Daily Management Review

UK Election Over, Banks Plan To Push For New EU Access Plan


12/13/2019




UK Election Over, Banks Plan To Push For New EU Access Plan
Following the resounding election victory of the Conservative Party, banks in the United Kingdom are now developing a set of fresh proposals about the manner in which they should be allowed to do business and access customers in the European Union after Brexit.

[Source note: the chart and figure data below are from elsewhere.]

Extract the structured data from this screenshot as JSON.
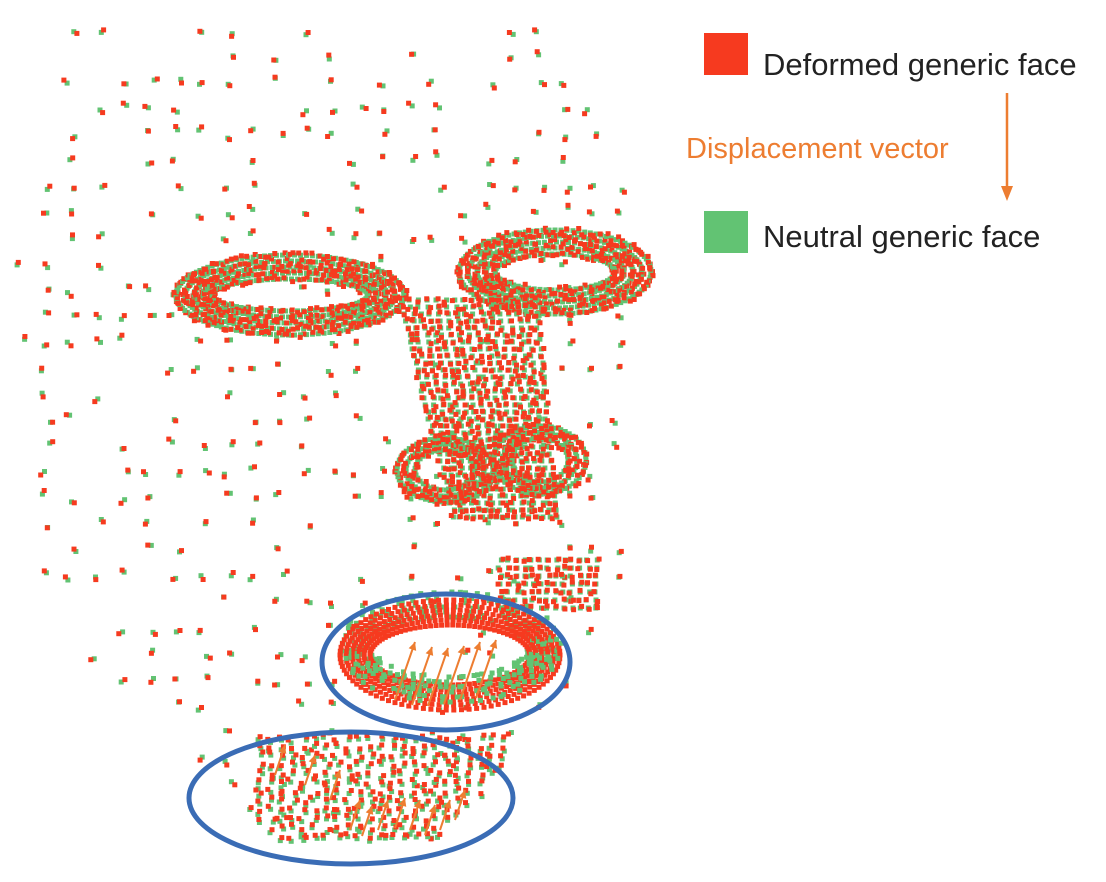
{
  "legend": {
    "deformed": {
      "label": "Deformed generic face",
      "color": "#f63a1f"
    },
    "vector": {
      "label": "Displacement vector",
      "color": "#ed7d31"
    },
    "neutral": {
      "label": "Neutral generic face",
      "color": "#62c373"
    }
  },
  "highlight_color": "#3a6cb5",
  "regions": [
    {
      "name": "mouth",
      "highlighted": true
    },
    {
      "name": "chin",
      "highlighted": true
    }
  ]
}
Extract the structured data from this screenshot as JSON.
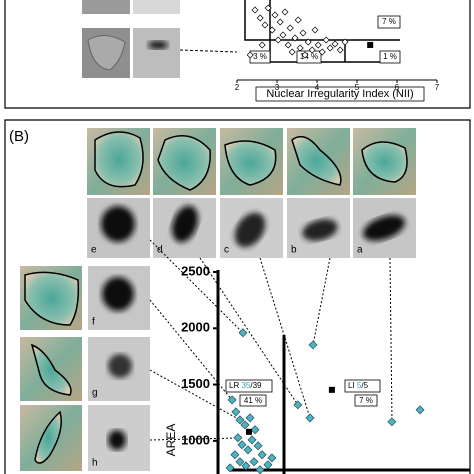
{
  "panel_label": "(B)",
  "image_labels": [
    "e",
    "d",
    "c",
    "b",
    "a",
    "f",
    "g",
    "h"
  ],
  "chart_data": [
    {
      "type": "scatter",
      "xlabel": "Nuclear Irregularity Index (NII)",
      "xlim": [
        2,
        7
      ],
      "xticks": [
        2,
        3,
        4,
        5,
        6,
        7
      ],
      "ylim": [
        0,
        100
      ],
      "annotations": [
        "7 %",
        "3 %",
        "14 %",
        "1 %"
      ],
      "color": "#ffffff",
      "x": [
        2.45,
        2.58,
        2.7,
        2.78,
        2.88,
        2.95,
        3.03,
        3.08,
        3.15,
        3.2,
        3.28,
        3.33,
        3.38,
        3.45,
        3.53,
        3.58,
        3.65,
        3.7,
        3.78,
        3.88,
        3.95,
        4.03,
        4.13,
        4.23,
        4.33,
        4.45,
        4.58,
        4.7,
        2.63,
        2.33
      ],
      "values": [
        87.5,
        77.5,
        68.8,
        90,
        62.5,
        81.3,
        50,
        72.5,
        56.3,
        85,
        43.8,
        65,
        35,
        52.5,
        75,
        40,
        58.8,
        31.3,
        47.5,
        37.5,
        62.5,
        43.8,
        35,
        50,
        40,
        45,
        37.5,
        47.5,
        43.8,
        31.3
      ],
      "markers": [
        {
          "x": 5.33,
          "y": 43.8
        }
      ]
    },
    {
      "type": "scatter",
      "ylabel": "AREA",
      "xlim": [
        0,
        100
      ],
      "ylim": [
        700,
        2500
      ],
      "yticks": [
        1000,
        1500,
        2000,
        2500
      ],
      "annotations": [
        "LR ",
        "35",
        "/39",
        "41 %",
        "LI ",
        "5",
        "/5",
        "7 %"
      ],
      "color": "#4fb3bf",
      "x": [
        9.9,
        37.7,
        31.7,
        36.5,
        69.0,
        80.2,
        5.6,
        7.1,
        8.7,
        10.7,
        12.7,
        14.7,
        7.9,
        9.5,
        11.9,
        13.5,
        15.9,
        17.5,
        6.7,
        8.7,
        11.1,
        14.3,
        16.7,
        19.8,
        21.4,
        4.8
      ],
      "values": [
        1960,
        1852,
        1320,
        1204,
        1169,
        1275,
        1364,
        1257,
        1186,
        1142,
        1204,
        1098,
        1027,
        965,
        920,
        1009,
        956,
        876,
        876,
        814,
        778,
        814,
        743,
        787,
        849,
        760
      ],
      "markers": [
        {
          "x": 45.2,
          "y": 1453
        },
        {
          "x": 12.3,
          "y": 1080
        }
      ]
    }
  ]
}
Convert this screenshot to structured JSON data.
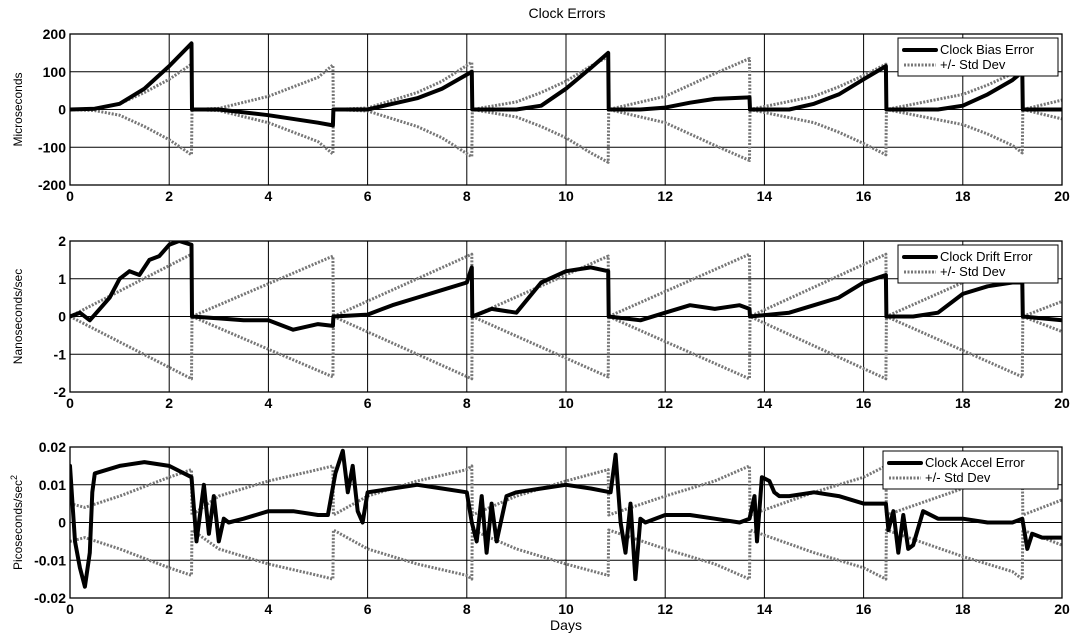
{
  "figure": {
    "title": "Clock Errors"
  },
  "chart_data": [
    {
      "type": "line",
      "title": "Clock Errors",
      "xlabel": "",
      "ylabel": "Microseconds",
      "xlim": [
        0,
        20
      ],
      "ylim": [
        -200,
        200
      ],
      "xticks": [
        0,
        2,
        4,
        6,
        8,
        10,
        12,
        14,
        16,
        18,
        20
      ],
      "yticks": [
        -200,
        -100,
        0,
        100,
        200
      ],
      "grid": true,
      "legend": {
        "position": "top-right",
        "entries": [
          "Clock Bias Error",
          "+/- Std Dev"
        ]
      },
      "series": [
        {
          "name": "Clock Bias Error",
          "style": "solid",
          "x": [
            0,
            0.5,
            1.0,
            1.5,
            2.0,
            2.45,
            2.46,
            3.0,
            4.0,
            5.0,
            5.3,
            5.31,
            6.0,
            7.0,
            7.5,
            8.1,
            8.11,
            9.0,
            9.5,
            10.0,
            10.5,
            10.85,
            10.86,
            11.5,
            12.0,
            12.5,
            13.0,
            13.7,
            13.71,
            14.5,
            15.0,
            15.5,
            16.0,
            16.45,
            16.46,
            17.5,
            18.0,
            18.5,
            19.0,
            19.2,
            19.21,
            20.0
          ],
          "y": [
            0,
            2,
            15,
            55,
            115,
            175,
            0,
            0,
            -15,
            -35,
            -42,
            0,
            0,
            30,
            55,
            100,
            0,
            0,
            10,
            55,
            110,
            150,
            0,
            0,
            5,
            18,
            28,
            32,
            0,
            0,
            15,
            40,
            80,
            115,
            0,
            0,
            10,
            40,
            78,
            100,
            0,
            0
          ]
        },
        {
          "name": "+/- Std Dev",
          "style": "dotted",
          "x": [
            0,
            0.5,
            1.0,
            1.5,
            2.0,
            2.45,
            2.46,
            3.0,
            4.0,
            5.0,
            5.3,
            5.31,
            6.0,
            7.0,
            7.5,
            8.1,
            8.11,
            9.0,
            9.5,
            10.0,
            10.5,
            10.85,
            10.86,
            12.0,
            12.5,
            13.0,
            13.7,
            13.71,
            15.0,
            15.5,
            16.0,
            16.45,
            16.46,
            18.0,
            18.5,
            19.0,
            19.2,
            19.21,
            20.0
          ],
          "y": [
            0,
            3,
            15,
            45,
            80,
            120,
            0,
            3,
            35,
            85,
            118,
            0,
            4,
            45,
            75,
            125,
            0,
            20,
            45,
            75,
            115,
            140,
            0,
            35,
            65,
            95,
            135,
            0,
            35,
            60,
            90,
            120,
            0,
            40,
            65,
            95,
            115,
            0,
            25
          ]
        },
        {
          "name": "",
          "style": "dotted",
          "x": [
            0,
            0.5,
            1.0,
            1.5,
            2.0,
            2.45,
            2.46,
            3.0,
            4.0,
            5.0,
            5.3,
            5.31,
            6.0,
            7.0,
            7.5,
            8.1,
            8.11,
            9.0,
            9.5,
            10.0,
            10.5,
            10.85,
            10.86,
            12.0,
            12.5,
            13.0,
            13.7,
            13.71,
            15.0,
            15.5,
            16.0,
            16.45,
            16.46,
            18.0,
            18.5,
            19.0,
            19.2,
            19.21,
            20.0
          ],
          "y": [
            0,
            -3,
            -15,
            -45,
            -80,
            -120,
            0,
            -3,
            -35,
            -85,
            -118,
            0,
            -4,
            -45,
            -75,
            -125,
            0,
            -20,
            -45,
            -75,
            -115,
            -140,
            0,
            -35,
            -65,
            -95,
            -135,
            0,
            -35,
            -60,
            -90,
            -120,
            0,
            -40,
            -65,
            -95,
            -115,
            0,
            -25
          ]
        }
      ]
    },
    {
      "type": "line",
      "title": "",
      "xlabel": "",
      "ylabel": "Nanoseconds/sec",
      "xlim": [
        0,
        20
      ],
      "ylim": [
        -2,
        2
      ],
      "xticks": [
        0,
        2,
        4,
        6,
        8,
        10,
        12,
        14,
        16,
        18,
        20
      ],
      "yticks": [
        -2,
        -1,
        0,
        1,
        2
      ],
      "grid": true,
      "legend": {
        "position": "top-right",
        "entries": [
          "Clock Drift Error",
          "+/- Std Dev"
        ]
      },
      "series": [
        {
          "name": "Clock Drift Error",
          "style": "solid",
          "x": [
            0,
            0.2,
            0.4,
            0.6,
            0.8,
            1.0,
            1.2,
            1.4,
            1.6,
            1.8,
            2.0,
            2.2,
            2.45,
            2.46,
            3.0,
            3.5,
            4.0,
            4.5,
            5.0,
            5.3,
            5.31,
            6.0,
            6.5,
            7.0,
            7.5,
            8.0,
            8.1,
            8.11,
            8.5,
            9.0,
            9.5,
            10.0,
            10.5,
            10.85,
            10.86,
            11.5,
            12.0,
            12.5,
            13.0,
            13.5,
            13.7,
            13.71,
            14.5,
            15.0,
            15.5,
            16.0,
            16.45,
            16.46,
            17.0,
            17.5,
            18.0,
            18.5,
            19.0,
            19.2,
            19.21,
            20.0
          ],
          "y": [
            0,
            0.1,
            -0.1,
            0.2,
            0.5,
            1.0,
            1.2,
            1.1,
            1.5,
            1.6,
            1.9,
            2.0,
            1.9,
            0,
            -0.05,
            -0.1,
            -0.1,
            -0.35,
            -0.2,
            -0.25,
            0,
            0.05,
            0.3,
            0.5,
            0.7,
            0.9,
            1.3,
            0,
            0.2,
            0.1,
            0.9,
            1.2,
            1.3,
            1.2,
            0,
            -0.1,
            0.1,
            0.3,
            0.2,
            0.3,
            0.2,
            0,
            0.1,
            0.3,
            0.5,
            0.9,
            1.1,
            0,
            0,
            0.1,
            0.6,
            0.8,
            0.9,
            0.9,
            0,
            -0.1
          ]
        },
        {
          "name": "+/- Std Dev",
          "style": "dotted",
          "x": [
            0,
            2.45,
            2.46,
            5.3,
            5.31,
            8.1,
            8.11,
            10.85,
            10.86,
            13.7,
            13.71,
            16.45,
            16.46,
            19.2,
            19.21,
            20.0
          ],
          "y": [
            0,
            1.65,
            0,
            1.6,
            0,
            1.65,
            0,
            1.6,
            0,
            1.65,
            0,
            1.65,
            0,
            1.6,
            0,
            0.4
          ]
        },
        {
          "name": "",
          "style": "dotted",
          "x": [
            0,
            2.45,
            2.46,
            5.3,
            5.31,
            8.1,
            8.11,
            10.85,
            10.86,
            13.7,
            13.71,
            16.45,
            16.46,
            19.2,
            19.21,
            20.0
          ],
          "y": [
            0,
            -1.65,
            0,
            -1.6,
            0,
            -1.65,
            0,
            -1.6,
            0,
            -1.65,
            0,
            -1.65,
            0,
            -1.6,
            0,
            -0.4
          ]
        }
      ]
    },
    {
      "type": "line",
      "title": "",
      "xlabel": "Days",
      "ylabel": "Picoseconds/sec",
      "ylabel_sup": "2",
      "xlim": [
        0,
        20
      ],
      "ylim": [
        -0.02,
        0.02
      ],
      "xticks": [
        0,
        2,
        4,
        6,
        8,
        10,
        12,
        14,
        16,
        18,
        20
      ],
      "yticks": [
        -0.02,
        -0.01,
        0,
        0.01,
        0.02
      ],
      "grid": true,
      "legend": {
        "position": "top-right",
        "entries": [
          "Clock Accel Error",
          "+/- Std Dev"
        ]
      },
      "series": [
        {
          "name": "Clock Accel Error",
          "style": "solid",
          "x": [
            0,
            0.1,
            0.2,
            0.3,
            0.4,
            0.45,
            0.5,
            1.0,
            1.5,
            2.0,
            2.45,
            2.55,
            2.7,
            2.8,
            2.9,
            3.0,
            3.1,
            3.2,
            3.5,
            4.0,
            4.5,
            5.0,
            5.2,
            5.35,
            5.5,
            5.6,
            5.7,
            5.8,
            5.9,
            6.0,
            6.5,
            7.0,
            7.5,
            8.0,
            8.1,
            8.2,
            8.3,
            8.4,
            8.5,
            8.6,
            8.8,
            9.0,
            9.5,
            10.0,
            10.5,
            10.9,
            11.0,
            11.1,
            11.2,
            11.3,
            11.4,
            11.5,
            11.6,
            12.0,
            12.5,
            13.0,
            13.5,
            13.7,
            13.8,
            13.85,
            13.95,
            14.1,
            14.2,
            14.3,
            14.5,
            15.0,
            15.5,
            16.0,
            16.45,
            16.5,
            16.6,
            16.7,
            16.8,
            16.9,
            17.0,
            17.2,
            17.5,
            18.0,
            18.5,
            19.0,
            19.2,
            19.3,
            19.4,
            19.6,
            20.0
          ],
          "y": [
            0.015,
            -0.005,
            -0.012,
            -0.017,
            -0.008,
            0.008,
            0.013,
            0.015,
            0.016,
            0.015,
            0.012,
            -0.005,
            0.01,
            -0.003,
            0.007,
            -0.005,
            0.001,
            0.0,
            0.001,
            0.003,
            0.003,
            0.002,
            0.002,
            0.013,
            0.019,
            0.008,
            0.015,
            0.003,
            0.0,
            0.008,
            0.009,
            0.01,
            0.009,
            0.008,
            0.0,
            -0.005,
            0.007,
            -0.008,
            0.005,
            -0.005,
            0.007,
            0.008,
            0.009,
            0.01,
            0.009,
            0.008,
            0.018,
            0.0,
            -0.008,
            0.005,
            -0.015,
            0.001,
            0.0,
            0.002,
            0.002,
            0.001,
            0.0,
            0.001,
            0.007,
            -0.005,
            0.012,
            0.011,
            0.008,
            0.007,
            0.007,
            0.008,
            0.007,
            0.005,
            0.005,
            -0.002,
            0.003,
            -0.008,
            0.002,
            -0.007,
            -0.006,
            0.003,
            0.001,
            0.001,
            0.0,
            0.0,
            0.001,
            -0.007,
            -0.003,
            -0.004,
            -0.004
          ]
        },
        {
          "name": "+/- Std Dev",
          "style": "dotted",
          "x": [
            0,
            0.3,
            1.0,
            2.0,
            2.45,
            2.46,
            3.0,
            4.0,
            5.0,
            5.3,
            5.31,
            6.0,
            7.0,
            8.0,
            8.1,
            8.11,
            9.0,
            10.0,
            10.85,
            10.86,
            12.0,
            13.0,
            13.7,
            13.71,
            15.0,
            16.0,
            16.45,
            16.46,
            18.0,
            19.0,
            19.2,
            19.21,
            20.0
          ],
          "y": [
            0.005,
            0.004,
            0.007,
            0.012,
            0.014,
            0.002,
            0.007,
            0.011,
            0.014,
            0.015,
            0.002,
            0.007,
            0.011,
            0.014,
            0.015,
            0.002,
            0.007,
            0.011,
            0.014,
            0.002,
            0.007,
            0.011,
            0.015,
            0.002,
            0.008,
            0.012,
            0.015,
            0.002,
            0.009,
            0.013,
            0.015,
            0.002,
            0.006
          ]
        },
        {
          "name": "",
          "style": "dotted",
          "x": [
            0,
            0.3,
            1.0,
            2.0,
            2.45,
            2.46,
            3.0,
            4.0,
            5.0,
            5.3,
            5.31,
            6.0,
            7.0,
            8.0,
            8.1,
            8.11,
            9.0,
            10.0,
            10.85,
            10.86,
            12.0,
            13.0,
            13.7,
            13.71,
            15.0,
            16.0,
            16.45,
            16.46,
            18.0,
            19.0,
            19.2,
            19.21,
            20.0
          ],
          "y": [
            -0.005,
            -0.004,
            -0.007,
            -0.012,
            -0.014,
            -0.002,
            -0.007,
            -0.011,
            -0.014,
            -0.015,
            -0.002,
            -0.007,
            -0.011,
            -0.014,
            -0.015,
            -0.002,
            -0.007,
            -0.011,
            -0.014,
            -0.002,
            -0.007,
            -0.011,
            -0.015,
            -0.002,
            -0.008,
            -0.012,
            -0.015,
            -0.002,
            -0.009,
            -0.013,
            -0.015,
            -0.002,
            -0.006
          ]
        }
      ]
    }
  ]
}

It is likely that the banks, through t his document, would want to try to influence UK-EU trade talks scheduled for next year.
 
Most of the major players of the UK banking industry are preparing to push for demands of continued access to their customers in the EU as they are allowed now after Brexit, prompted by the absolute majority won by UK Prime Minister Boris Johnson and his pledge to take Britain out of the EU on January 31.
 
But according to reports, the plans that the banks are now drawing up are not even close to their initial demands of near-unfettered access to European customers that they had made after the Brexit referendum in June 2016.
 
Instead the banks are pushing for a basic off-the-EU-shelf model for their business which will give them the scope of offering financial advice and sell some products to wholesale clients in the EU while operating from the UK. However such a model will not allow them to serve retail customers unless they move their headquarters to the EU.
The banks would be allowed a degree of access to EU customers, without causing too much opposition in Brussels, by making use of an existing section of the EU Securities Rules MiFID, known as Article 46, the banks plan to argue.
 
"The international banks want the ability to provide key services and advice to EU customers," said Conor Lawlor, director of Brexit, capital markets and wholesale at UK Finance, a banking trade body.
 
This plan "would require the EU to activate mechanisms it already has in place", Lawlor said.
 
Worth about 26 billion pounds ($33 billion) annually, the EU is Britain's biggest financial services export market. This has driven London’s place as the top financial hub of the world.
 
In anticipation of Brexit, new hubs in the EU have already been set up by the major banks.  However, bankers and lawyers say, if such banks could possess a certain degree of access to EU customers while they remain in London, it would reduce the amount of capital that would be required to be mandatorily held by their EU outposts.
 
Under Article 46 the EU would be required to declare that Britain's rules on "investment services" are similar enough or "equivalent" to the bloc's own rules for access to be granted.
 
"You have got to allow each side to claim victory. The use of Article 46 is an easy win as it's already in legislation and it's a more realistic approach," said Jonathan Herbst, head of financial services at the Norton Rose Fulbright law firm.